Residents met with state and local officials at a town hall meeting in the auditorium of Frederick High School on Tuesday. 

The meeting began with a moment of silence for the driver killed in the crash on March 4. The tanker, filled with what one panelist described as gasoline, ruptured and exploded after the driver hit a tree on a portion of Route 15 that comes very close–too close, many believe–to homes.

“It was the scariest thing I’ve ever seen,” one member of the community said. “We’ve seen that it’s not safe.

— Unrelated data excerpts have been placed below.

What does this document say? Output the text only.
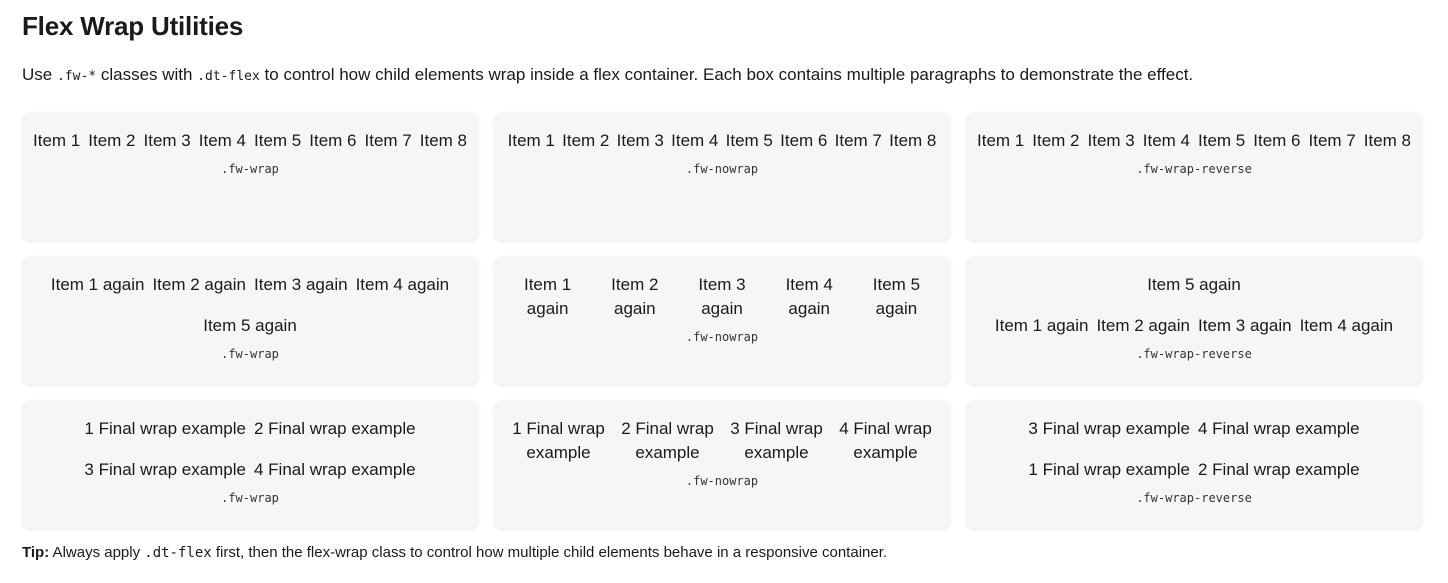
Flex Wrap Utilities

Use .fw-* classes with .dt-flex to control how child elements wrap inside a flex container. Each box contains multiple paragraphs to demonstrate the effect.

Item 1 Item 2 Item 3 Item 4 Item 5 Item 6 Item 7 Item 8
.fw-wrap
Item 1 Item 2 Item 3 Item 4 Item 5 Item 6 Item 7 Item 8
.fw-nowrap
Item 1 Item 2 Item 3 Item 4 Item 5 Item 6 Item 7 Item 8
.fw-wrap-reverse
Item 1 again Item 2 again Item 3 again Item 4 again
Item 5 again
.fw-wrap
Item 1 again
Item 2 again
Item 3 again
Item 4 again
Item 5 again
.fw-nowrap
Item 1 again Item 2 again Item 3 again Item 4 again
Item 5 again
.fw-wrap-reverse
1 Final wrap example 2 Final wrap example
3 Final wrap example 4 Final wrap example
.fw-wrap
1 Final wrap example
2 Final wrap example
3 Final wrap example
4 Final wrap example
.fw-nowrap
1 Final wrap example 2 Final wrap example
3 Final wrap example 4 Final wrap example
.fw-wrap-reverse

Tip: Always apply .dt-flex first, then the flex-wrap class to control how multiple child elements behave in a responsive container.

So starting at [Route] 26, slow down that traffic to 40 mph… and make everybody go slower.”

Clean-up of the flammable fuel that spilled into storm drains is underway.

Andrew Radcliffe of the Maryland Department of Transportation announced that a short term safety improvement at the crash site will be put in place this weekend.

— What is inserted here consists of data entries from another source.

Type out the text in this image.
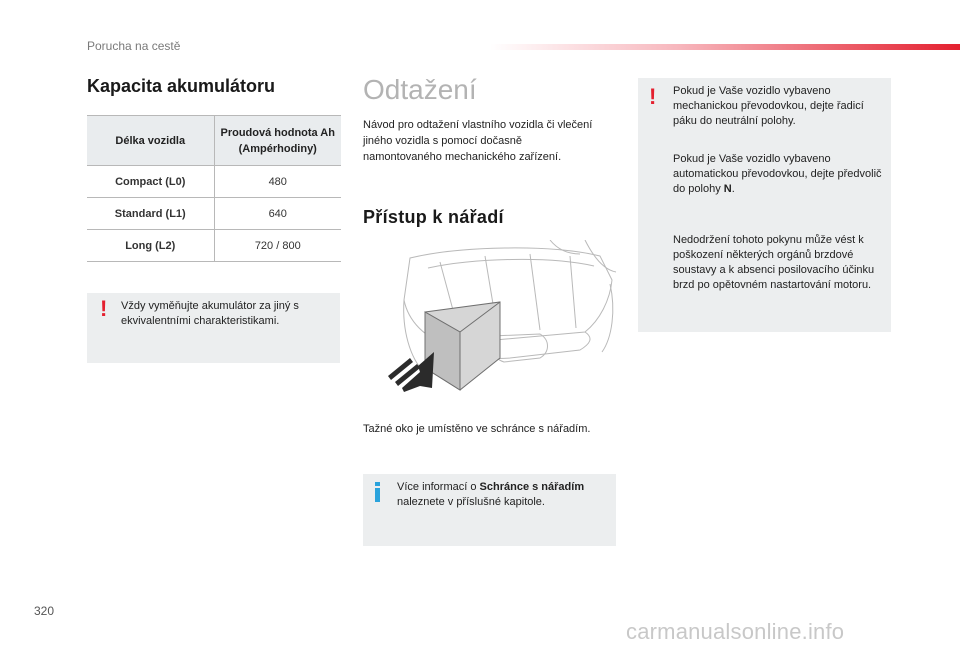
Porucha na cestě
Kapacita akumulátoru
Délka vozidla	Proudová hodnota Ah (Ampérhodiny)
Compact (L0)	480
Standard (L1)	640
Long (L2)	720 / 800
! Vždy vyměňujte akumulátor za jiný s ekvivalentními charakteristikami.

Odtažení

Návod pro odtažení vlastního vozidla či vlečení jiného vozidla s pomocí dočasně namontovaného mechanického zařízení.

Přístup k nářadí

Tažné oko je umístěno ve schránce s nářadím.

Více informací o Schránce s nářadím naleznete v příslušné kapitole.

! Pokud je Vaše vozidlo vybaveno mechanickou převodovkou, dejte řadicí páku do neutrální polohy.

Pokud je Vaše vozidlo vybaveno automatickou převodovkou, dejte předvolič do polohy N.

Nedodržení tohoto pokynu může vést k poškození některých orgánů brzdové soustavy a k absenci posilovacího účinku brzd po opětovném nastartování motoru.

320
carmanualsonline.info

“What we did come up with recently and we’re going to move to install as early as Sunday night is a traffic barrier or guardrail,” Radcliffe said.  

He added that longer term safety improvements will now be fast-tracked. 

“[With] federal funds we were able to fund the U.S. 15 widening project. That will add a third lane in each direction of U.S. 15,” Radcliffe said. “And what that will also do is look at the… feasibility of noise barriers along 15 throughout all these communities that are close to the road.”

Lee Redmond, who lives on Schley Avenue near where the truck exploded, said she believes it’s vital for safety improvements to address both sides of Route 15.

“I want them to know that it’s not just the northbound side of 15 that has a problem, it’s also southbound,” she said. 

Residents praised emergency response crews, but several asked that communication be improved in the future.